In 1828 a new act of Parliament reduced the tolls and formalised Chaplin's irregular ninety-nine year lease, sixty years after the fact. In 1847 the East Lincolnshire Railway Company bought out the lease, and the Great Northern Railway in turn took control of the East Lincolnshire. The GNR held the navigation as a tactical move - to prevent the existing leaseholders from opposing the railway's plans - and kept the tolls as high as they could legally manage for twenty-nine years. When the lease ended in 1876 the General Manager of the GNR suggested the railway not renew. The commissioners struggled to find anyone willing to bid. Income was still satisfactory into the early 1900s, but the writing was on the wall. The early twentieth century brought rapid decline. The First World War finished what was left of the trade. In 1916 the total annual income from the canal was sixty-six pounds.
The Louth flood of 1920 wrecked the Riverhead area at the town end of the canal, and that was effectively the end. The commissioners asked to be relieved of their obligation to maintain the navigation. In 1924 the canal formally closed. The assets were sold for six thousand two hundred and forty pounds. But the canal had always been a land drainage channel as well as a navigation, and that second job kept it alive. Today the whole route is a designated main river, managed by the Environment Agency, with five pumping stations operated by the Lindsey Marsh Internal Drainage Board feeding water into it from the surrounding low-lying farmland. It feeds Covenham Reservoir, built in the 1960s to supply drinking water. The Tetney outfall sluice still controls the connection to the sea. The Grade II warehouses at Riverhead survive - Jackson's Warehouse, ten bays, two storeys and an attic, converted to a dwelling in 2003. The Woolpack Inn is still there. Baines Flour Mill, the old red-brick three-storey building that once supplied water to the basin, is still standing. The canal stretches dead straight to the horizon between wide grass embankments, in a country flat enough that the sky takes up most of the view. The keels and sloops are gone. The slow water remains.

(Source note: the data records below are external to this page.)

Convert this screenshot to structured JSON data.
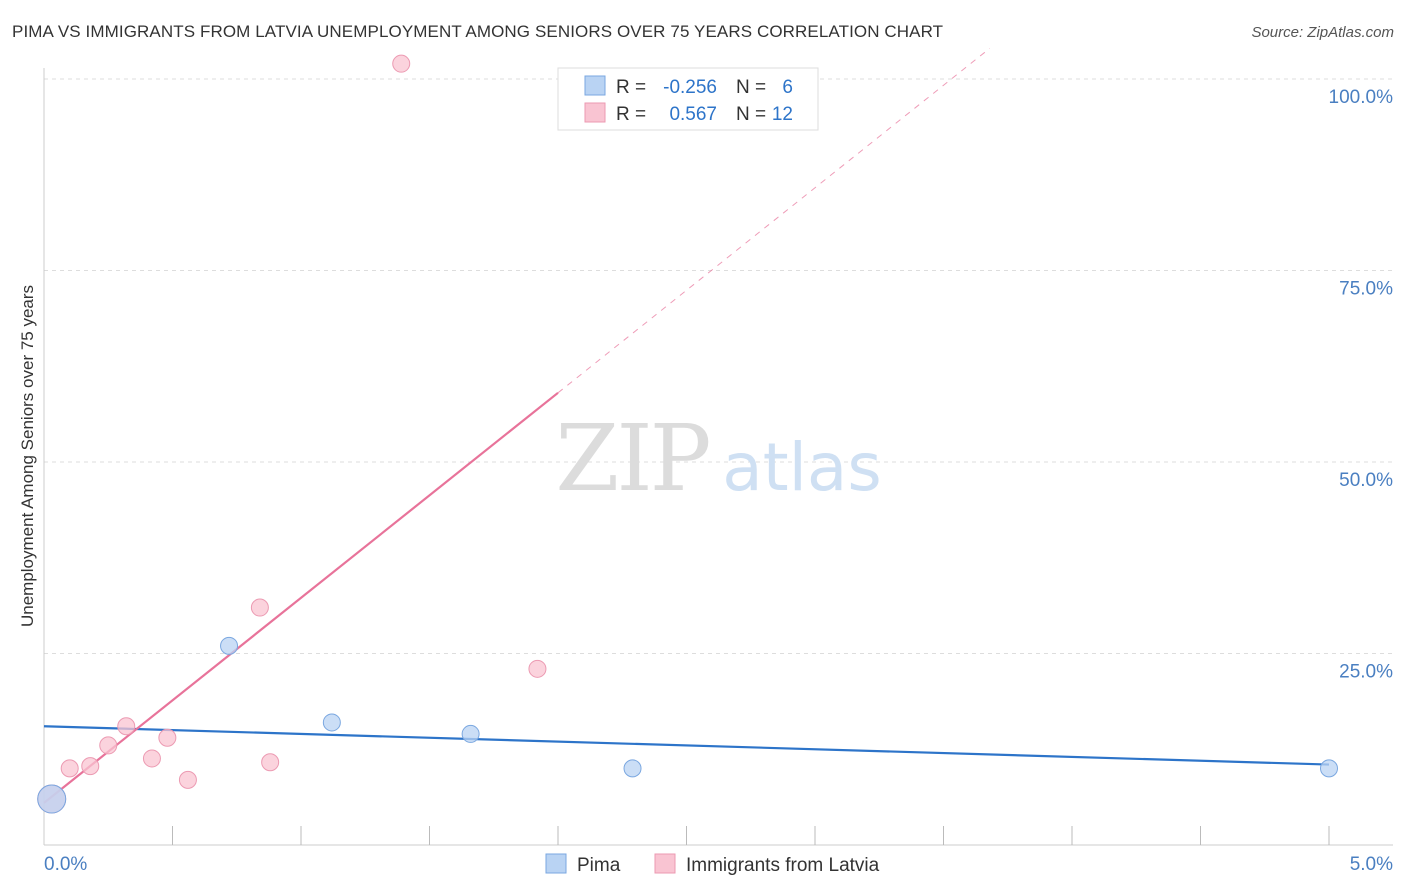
{
  "header": {
    "title": "PIMA VS IMMIGRANTS FROM LATVIA UNEMPLOYMENT AMONG SENIORS OVER 75 YEARS CORRELATION CHART",
    "source": "Source: ZipAtlas.com"
  },
  "watermark": {
    "zip": "ZIP",
    "atlas": "atlas"
  },
  "colors": {
    "pima_fill": "#b9d3f3",
    "pima_stroke": "#7aa7e0",
    "pima_line": "#2d74c9",
    "latvia_fill": "#f9c4d2",
    "latvia_stroke": "#ec9ab2",
    "latvia_line": "#e8739a",
    "axis_text": "#4a7fc1",
    "grid": "#dddddd"
  },
  "legend_top": {
    "rows": [
      {
        "r_label": "R =",
        "r_value": "-0.256",
        "n_label": "N =",
        "n_value": "6"
      },
      {
        "r_label": "R =",
        "r_value": "0.567",
        "n_label": "N =",
        "n_value": "12"
      }
    ]
  },
  "chart_data": {
    "type": "scatter",
    "title": "PIMA VS IMMIGRANTS FROM LATVIA UNEMPLOYMENT AMONG SENIORS OVER 75 YEARS CORRELATION CHART",
    "xlabel": "",
    "ylabel": "Unemployment Among Seniors over 75 years",
    "xlim": [
      0,
      5
    ],
    "ylim": [
      0,
      100
    ],
    "x_ticks": [
      {
        "value": 0,
        "label": "0.0%"
      },
      {
        "value": 5,
        "label": "5.0%"
      }
    ],
    "y_ticks": [
      {
        "value": 25,
        "label": "25.0%"
      },
      {
        "value": 50,
        "label": "50.0%"
      },
      {
        "value": 75,
        "label": "75.0%"
      },
      {
        "value": 100,
        "label": "100.0%"
      }
    ],
    "series": [
      {
        "name": "Pima",
        "points": [
          [
            0.03,
            6.0
          ],
          [
            0.72,
            26.0
          ],
          [
            1.12,
            16.0
          ],
          [
            1.66,
            14.5
          ],
          [
            2.29,
            10.0
          ],
          [
            5.0,
            10.0
          ]
        ],
        "sizes": [
          "large",
          "normal",
          "normal",
          "normal",
          "normal",
          "normal"
        ],
        "trend": {
          "x0": 0,
          "y0": 15.5,
          "x1": 5,
          "y1": 10.5,
          "solid_to": 5
        }
      },
      {
        "name": "Immigrants from Latvia",
        "points": [
          [
            0.03,
            6.0
          ],
          [
            0.1,
            10.0
          ],
          [
            0.18,
            10.3
          ],
          [
            0.25,
            13.0
          ],
          [
            0.32,
            15.5
          ],
          [
            0.42,
            11.3
          ],
          [
            0.48,
            14.0
          ],
          [
            0.56,
            8.5
          ],
          [
            0.84,
            31.0
          ],
          [
            0.88,
            10.8
          ],
          [
            1.39,
            102.0
          ],
          [
            1.92,
            23.0
          ]
        ],
        "sizes": [
          "large",
          "normal",
          "normal",
          "normal",
          "normal",
          "normal",
          "normal",
          "normal",
          "normal",
          "normal",
          "normal",
          "normal"
        ],
        "trend": {
          "x0": 0,
          "y0": 5.5,
          "x1": 3.68,
          "y1": 104.0,
          "solid_to": 2.0
        }
      }
    ],
    "legend": {
      "position": "bottom-center",
      "entries": [
        "Pima",
        "Immigrants from Latvia"
      ]
    }
  }
}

The Louth Navigation runs about eleven miles from the Riverhead basin at Louth (53.37°N, 0.01°W) north-east to Tetney Haven at the mouth of the Humber. The centre of the route is around 53.45°N, 0.04°E. Recommended viewing altitude is 1,500-2,500 feet AGL to follow the straight cut across the marsh. The nearest airports are Humberside (EGNJ) to the north-west and the disused RAF North Coates near the seaward end. Covenham Reservoir is a prominent landmark north of the canal mid-route. Watch for restricted airspace over the Donna Nook range south of Tetney. Best light is mid-morning easterly, when shadows pick out the embankments and lock remains.